Mr. Bons corrects the boy’s literary errors during the journey. It is wrong for him to prefer Sir Thomas to Dante, Mrs. Gamp (a Charles Dickens character) to Homer, Tom Jones (the protagonist of the Henry Fielding novel) to William Shakespeare. He also lectures the boy on how to behave toward literary immortals. The boy, though he resolves to become “self-conscious, reticent, and prim,” cannot resist meeting Achilles, who raises him on his shield. Mr. Bons is frightened out of his wits and wants to return; the boy would remain with Achilles forever.
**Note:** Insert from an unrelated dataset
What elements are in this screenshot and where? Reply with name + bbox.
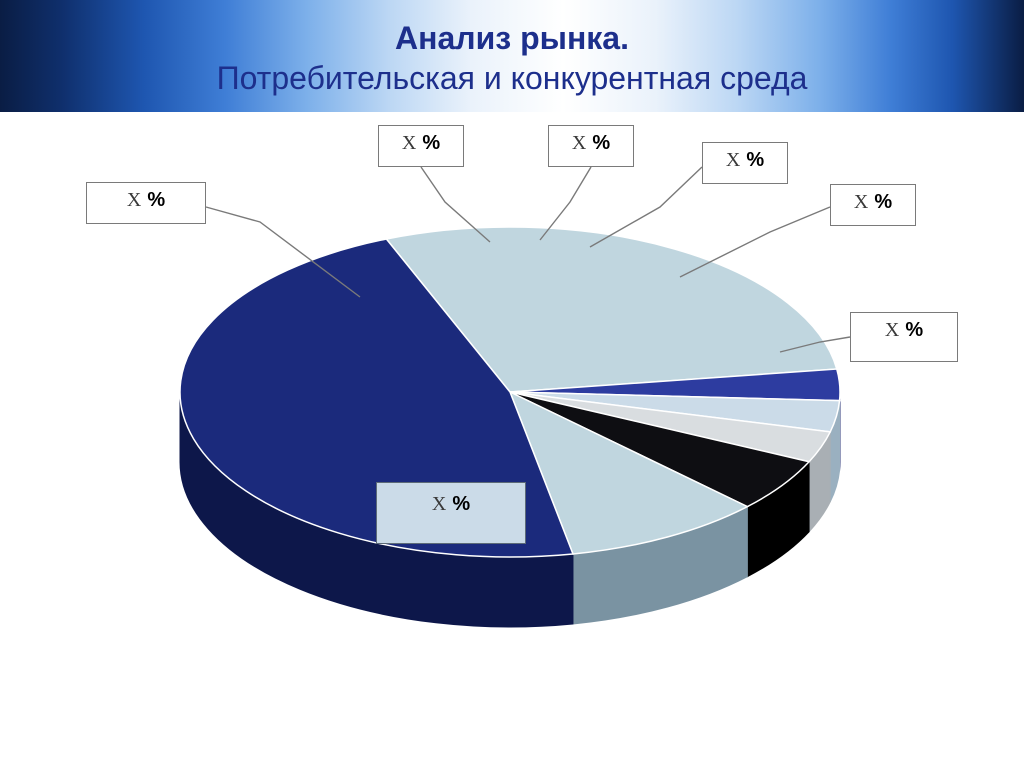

Great books are the means, not the end, as Dante tells Mr. Bons, who wants to return to his vellum-bound copies of Dante’s La divina commedia (c. 1320; The Divine Comedy, 1802) and his comfortable, secondhand knowledge rather than pursue this actual experience. Mr. Bons tries to escape and return to the world, but he falls through a moonlit rock, no doubt because he does not believe that it exists. The postscript “quotation” from the Surbiton Times reporting the discovery of Mr. Bons’s mutilated body near “Bermondsey Gas-Works” provides a fittingly ironic death for a “windbag.” Because Mr. Bons held both return tickets, the boy is presumably still enjoying life among the immortals.